Project objectives
In the first phase of the project, we examined the relationship of politics and aesthetics in Western European auteur cinema. Jacques Rancière’s ideas on politics as perception and sensory participation were a central point of reference. Looking at French Nouvelle Vague, Italian Neorealism and New German Cinema we investigated the ways in which these films enabled the experience of and reflection on the exceptional societal situation after World War II. The relationship of the individual to society was at the center of these investigations.
Our theoretical and film analytical investigations of national cinemas confirmed our hypothesis that Western European cinema was greatly influenced by American genre cinema. In the current grant phase we want to examine the other side of European cinema and investigate post-war genre cinema. As the term connotes in film studies, we understand genre cinema to be a specific system of entertainment that structures the interplay of different poetics of affect.

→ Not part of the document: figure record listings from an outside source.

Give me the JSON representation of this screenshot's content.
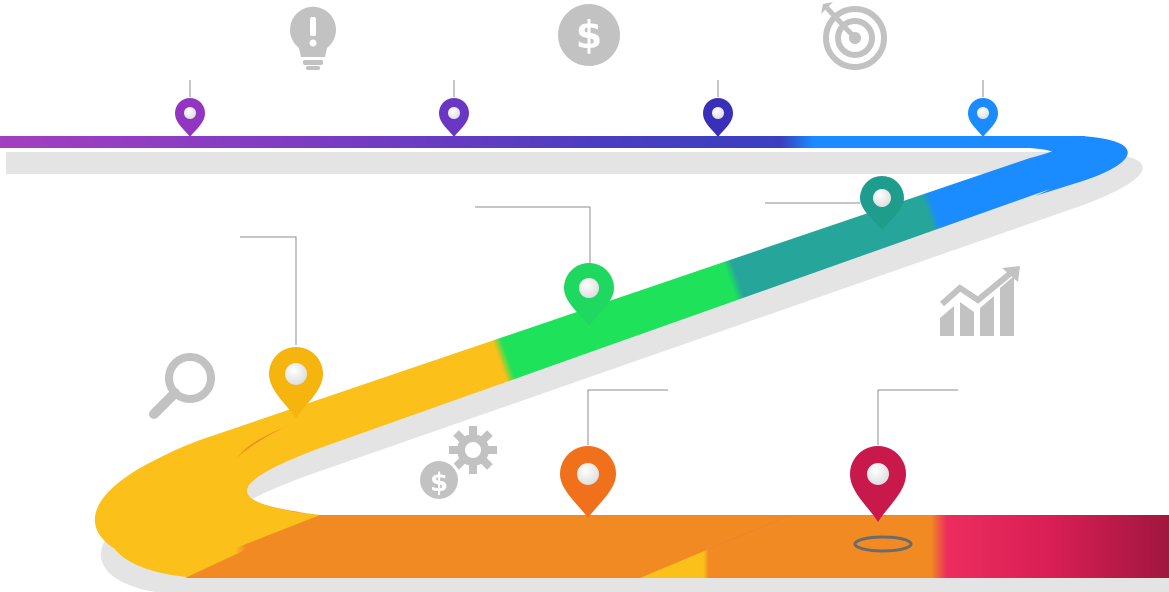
{
  "colors": {
    "background": "#ffffff",
    "icon_gray": "#c2c2c2",
    "connector_gray": "#8c8c8c",
    "road_shadow": "#d9d9d9",
    "top_track": [
      "#9b3fc1",
      "#6a3dc2",
      "#3b3fc0",
      "#1a8cff"
    ],
    "road_segments": [
      "#1a8cff",
      "#26a69a",
      "#1ee35a",
      "#fbc01a",
      "#f28a24",
      "#e8255f",
      "#a0173f"
    ],
    "pins": {
      "purple": "#8e34c0",
      "violet": "#6a37c4",
      "indigo": "#3a2fb8",
      "blue": "#1a8cff",
      "teal": "#1e9c8c",
      "green": "#1ed860",
      "yellow": "#f6b40e",
      "orange": "#f0701c",
      "crimson": "#d41a50"
    }
  },
  "milestones": [
    {
      "name": "milestone-1",
      "color": "purple",
      "icon": "lightbulb-exclamation-icon"
    },
    {
      "name": "milestone-2",
      "color": "violet",
      "icon": "dollar-coin-icon"
    },
    {
      "name": "milestone-3",
      "color": "indigo",
      "icon": "target-arrow-icon"
    },
    {
      "name": "milestone-4",
      "color": "blue",
      "icon": ""
    },
    {
      "name": "milestone-5",
      "color": "teal",
      "icon": "growth-chart-icon"
    },
    {
      "name": "milestone-6",
      "color": "green",
      "icon": ""
    },
    {
      "name": "milestone-7",
      "color": "yellow",
      "icon": "magnifier-icon"
    },
    {
      "name": "milestone-8",
      "color": "orange",
      "icon": "dollar-gear-icon"
    },
    {
      "name": "milestone-9",
      "color": "crimson",
      "icon": ""
    }
  ]
}
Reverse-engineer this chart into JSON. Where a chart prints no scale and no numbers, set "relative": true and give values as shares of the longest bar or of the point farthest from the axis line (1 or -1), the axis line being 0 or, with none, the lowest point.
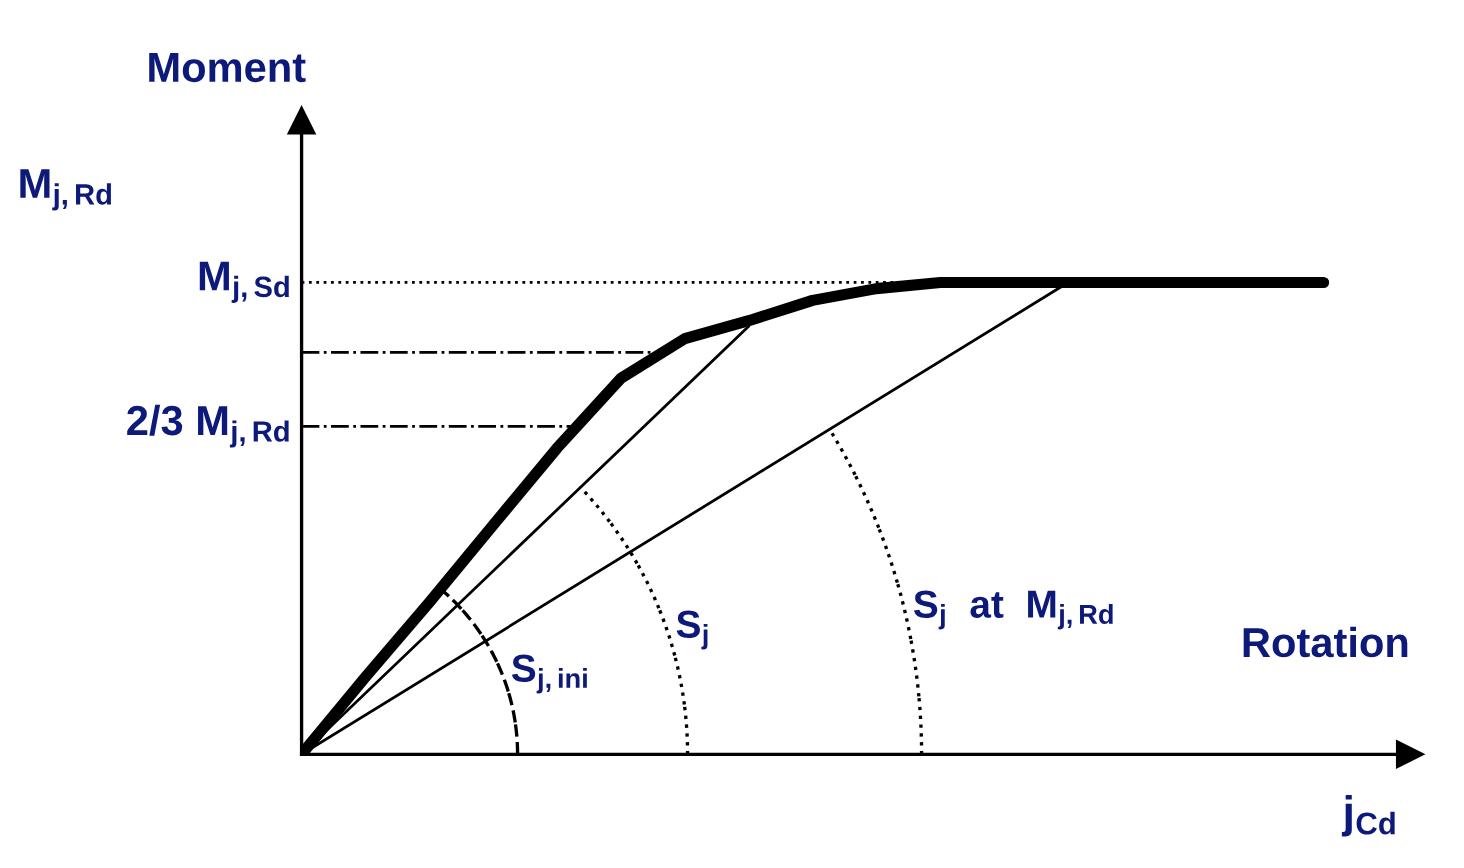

We are now investigating the relationship of politics and aesthetics in Western European genre cinema. Questions of community and individuality remain at the center of our investigations. In a subproject, using Hannah Arendt’s concept of “shared common sense” (Gemeinsinn) we shall explore the ways in which genre cinema enables the experience of processes of judgment. Two other subprojects expand our historical perspective. In one we look at West German genre cinema between 1951 and 1962, the foci of the other are British and Italian B-movies of the 1950s and 1960s. These objects of study were chosen to fill a gap identified as a result of our research in the first grant period.